Ich habe auch noch, längere zurückliegend, die Gorillas im Zoo Du... vor Augen, wie ihren eigenen Kot fraßen und gegen Panzerglasscheiben sprangen.
Nachfolgend meine
persönlichen 5ct zur Sache:
Zur ortsnahen Belustigung eines Publikums sollten zumindest jene Tiere nicht in Gefangenschaft gehalten werden, deren Raumbedürfnis,
Sozial- und Territorialverhalten in keiner Weise durch ein, wie auch immer geartetes, Gehege befriedigbar ist.
Auch nicht in den vermeintlich schicken, neuen, "geräumigen" Themengehegen, mit denen einige Zoos massenhaft Publikum anlocken.
In solchen Örtlichkeiten laufen die Besucher in erster Linie Gefahr, sich selbst etwas vorzumachen: Solche Neugehege sind zwar besser, befriedigen doch letzten Endes vor allem das Auge und Gewissen des Publikums.

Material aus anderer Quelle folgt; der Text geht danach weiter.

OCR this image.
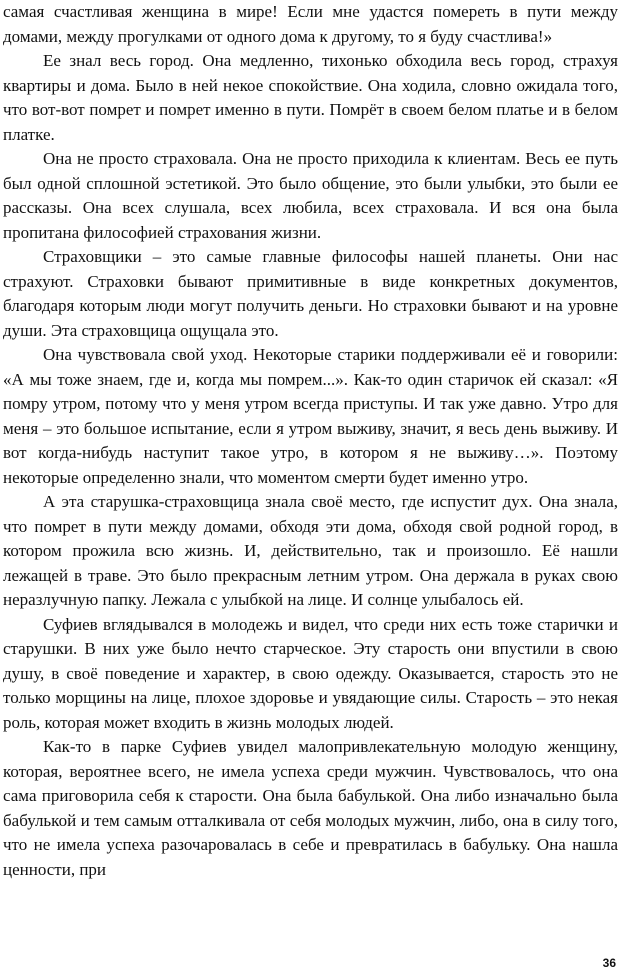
самая счастливая женщина в мире! Если мне удастся помереть в пути между домами, между прогулками от одного дома к другому, то я буду счастлива!»

Ее знал весь город. Она медленно, тихонько обходила весь город, страхуя квартиры и дома. Было в ней некое спокойствие. Она ходила, словно ожидала того, что вот-вот помрет и помрет именно в пути. Помрёт в своем белом платье и в белом платке.

Она не просто страховала. Она не просто приходила к клиентам. Весь ее путь был одной сплошной эстетикой. Это было общение, это были улыбки, это были ее рассказы. Она всех слушала, всех любила, всех страховала. И вся она была пропитана философией страхования жизни.

Страховщики – это самые главные философы нашей планеты. Они нас страхуют. Страховки бывают примитивные в виде конкретных документов, благодаря которым люди могут получить деньги. Но страховки бывают и на уровне души. Эта страховщица ощущала это.

Она чувствовала свой уход. Некоторые старики поддерживали её и говорили: «А мы тоже знаем, где и, когда мы помрем...». Как-то один старичок ей сказал: «Я помру утром, потому что у меня утром всегда приступы. И так уже давно. Утро для меня – это большое испытание, если я утром выживу, значит, я весь день выживу. И вот когда-нибудь наступит такое утро, в котором я не выживу…». Поэтому некоторые определенно знали, что моментом смерти будет именно утро.

А эта старушка-страховщица знала своё место, где испустит дух. Она знала, что помрет в пути между домами, обходя эти дома, обходя свой родной город, в котором прожила всю жизнь. И, действительно, так и произошло. Её нашли лежащей в траве. Это было прекрасным летним утром. Она держала в руках свою неразлучную папку. Лежала с улыбкой на лице. И солнце улыбалось ей.

Суфиев вглядывался в молодежь и видел, что среди них есть тоже старички и старушки. В них уже было нечто старческое. Эту старость они впустили в свою душу, в своё поведение и характер, в свою одежду. Оказывается, старость это не только морщины на лице, плохое здоровье и увядающие силы. Старость – это некая роль, которая может входить в жизнь молодых людей.

Как-то в парке Суфиев увидел малопривлекательную молодую женщину, которая, вероятнее всего, не имела успеха среди мужчин. Чувствовалось, что она сама приговорила себя к старости. Она была бабулькой. Она либо изначально была бабулькой и тем самым отталкивала от себя молодых мужчин, либо, она в силу того, что не имела успеха разочаровалась в себе и превратилась в бабульку. Она нашла ценности, при

36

Beispiel: Ein Braunbär hat in freier Bahn ein Territorium, dass sich zwischen einem Dutzend und mehreren hundert Quadratkilometern erstreckt. Welcher Zoom oder sonstwas dieses Planeten soll dies bitte gewährleisten?
Es mag Tiere geben, deren Haltung in Zoos weniger bedenklich ist, z.B. domestizierte Tiere. Aber kaum ein Zoo beschränkt sich darauf.
Auch ist für mich die geläufige Argumententation schwer nachvollziehbar, dass durch Zoos die Erhaltung gefährdeter Arten gewährleistet wird.
Solche Erhaltungsmaßnahmen sind m.E. mit der notwendigen Energie und finanziellen Ressourcen in den jeweiligen Artlebensräumen effektiver - und prioritär geboten.
Sei es durch Schulung und Unterstützung der lokalen Bevölkerung oder durch Einrichtung von Naturschutzgebieten.
Weiterhin stellt sich die Frage, inwiefern eine durch eine Zooumgebung erhaltene Art, irgendeine Bedeutung für das Fortbestehen einer Spezies in der Natur haben soll. Ich persönlich unterscheide hier zwischen Zoos und Aufzucht-, Pflege- und Renaturierungseinrichtungen, in denen Tiere mit möglichst wenig menschlicher Prägung bestmöglich auf ein Leben in freier Natur vorbereitet werden.
Ebenso wenig zieht m.E. die "edukative Argumentation" - die Schulung von Kindern. Worin schulen? Wie man Wildtiere besser nicht halten sollte?
Ich wüsste nicht, welchen Bildungswert ein verhaltensgestörtes Wildtier hinter Gittern bieten sollte. Ich denke, es gibt da sinnvollere Alternativen.
Ich persönlich halte es für sinnvoller, Kindern dahingehend zu sensibilisieren, welchen Preis diese Tiere dafür zahlen, wenn wir unserem Bedürfnis nach bequemer Nähe nachzugeben.
Manchmal ist man m.E. mit einer hochkarätigen Dokumention im TV schlichtweg besser beraten!
Soll aber jeder, der mal einen Löwen, ein Krokodil oder einen Tiger erleben will auf eine elitäre Safari gehen, mit einem nicht gerade umweltfreundlich sparsamen Jeep Afrika unsicher machen?? Würde das der Sache dienlich sein?
Natürlich macht es in einer, wie auch immer gearteten Ökobilanz, keinen wirklichen Sinn, sich 8000km mit dem Flieger irgendwohin zu begeben, um Tiere, die es in unseren Breiten nicht gibt, in freier Bahn zu beobachten. Andererseits ist das vor Ort ausgegebene Geld insofern gut angelegt, als dass es den Reservaten, in denen die Wildtiere in weitgehend ursprünglicher Natur leben können, zugute kommt. Weiterhin bietet eine solche Form des Tourismus, Einheimischen die Perspektive, dass ein Auskommen durch aktiven Erhalt der endemischen Arten möglich ist.
Persönlich konnte ich genau diesen positiven Einfluß im Yala-, Singharaja und Komodo-Nationalpark beobachten.